My dad told me that the Marines landed on Guadalcanal with few supplies, and received very little more due to Japanese victories at sea. They endured many hard mornings on that island. They knew it would be a bad day when – more than once after night time naval battles – they looked out at the ocean and saw that all the ships were flying the Rising Sun. And they knew that help was not coming anytime soon.
Against all odds, they held that rock and turned the tide of the war. But they had seen and done things that made them wonder if there was any good left in the world.
After six months on Guadalcanal, they were sent to Australia to rest and recuperate.
My father told me that the people of Australia were so good, so generous, and so warm-hearted and true that it reminded him not only that there was good left in the world, but that it was damn well worth fighting for.

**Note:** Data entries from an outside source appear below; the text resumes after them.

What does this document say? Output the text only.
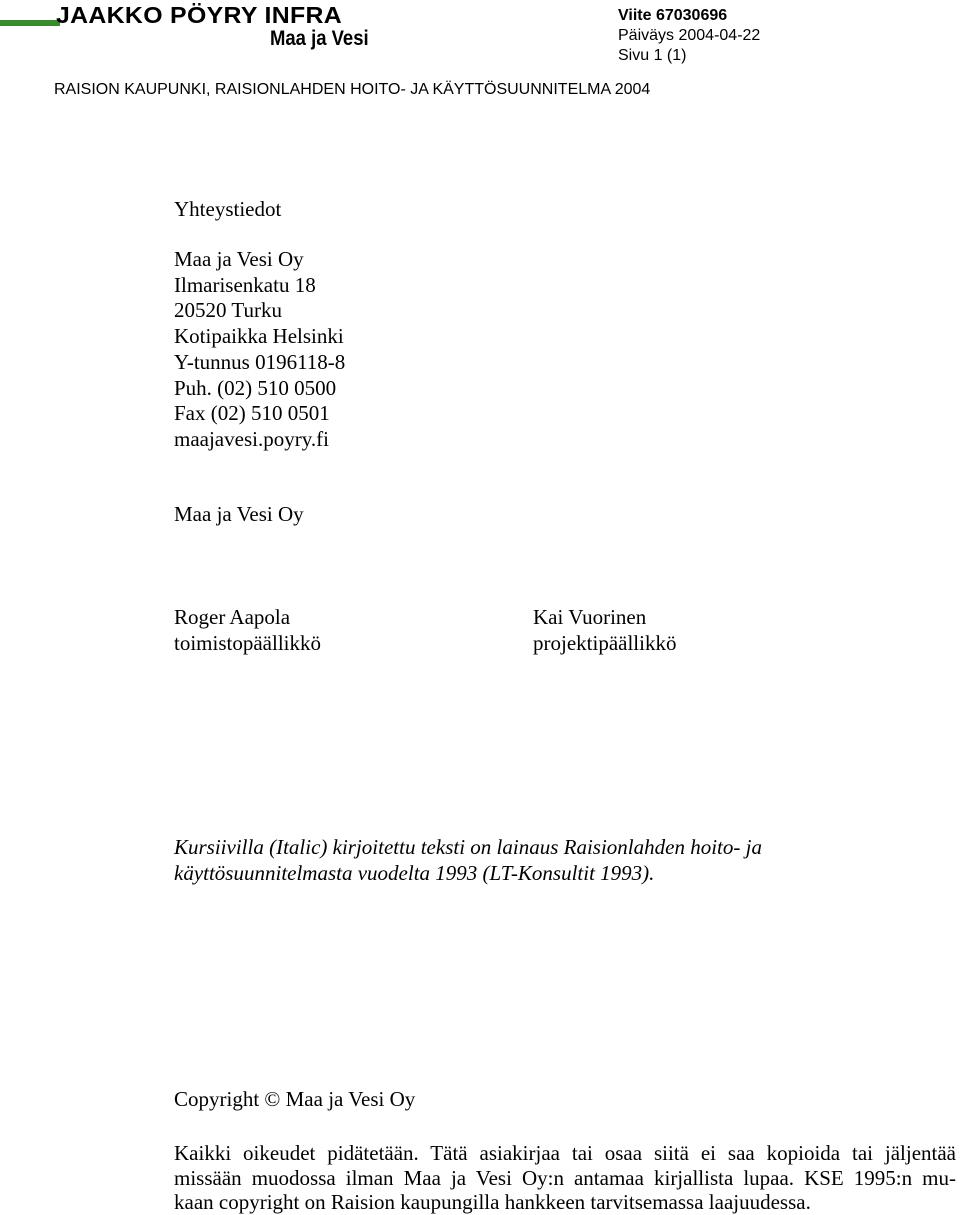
JAAKKO PÖYRY INFRA
Maa ja Vesi
Viite 67030696
Päiväys 2004-04-22
Sivu 1 (1)
RAISION KAUPUNKI, RAISIONLAHDEN HOITO- JA KÄYTTÖSUUNNITELMA 2004
Yhteystiedot
Maa ja Vesi Oy
Ilmarisenkatu 18
20520 Turku
Kotipaikka Helsinki
Y-tunnus 0196118-8
Puh. (02) 510 0500
Fax (02) 510 0501
maajavesi.poyry.fi
Maa ja Vesi Oy
Roger Aapola
toimistopäällikkö
Kai Vuorinen
projektipäällikkö
Kursiivilla (Italic) kirjoitettu teksti on lainaus Raisionlahden hoito- ja
käyttösuunnitelmasta vuodelta 1993 (LT-Konsultit 1993).
Copyright © Maa ja Vesi Oy
Kaikki oikeudet pidätetään. Tätä asiakirjaa tai osaa siitä ei saa kopioida tai jäljentää
missään muodossa ilman Maa ja Vesi Oy:n antamaa kirjallista lupaa. KSE 1995:n mu-
kaan copyright on Raision kaupungilla hankkeen tarvitsemassa laajuudessa.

When the ships carrying the Marines arrived in Australia, they were met by a band playing “Waltzing Matilda.” It was the sweetest sound any of them had ever heard. So profound was this event – that to this day, whenever and wherever the 1st Division Marines ship out, they do so to the sound of “Waltzing Matilda.”
Our historic friendship is strong – it was forged under fire. The spirit of the ANZACs and the goodness of the Australian people that my father witnessed are alive and well today. Side by side, together we uphold freedom, peace, and progress. Until history’s inkwell is dry, may it continue to be so.
And may God always continue to bless our two great countries.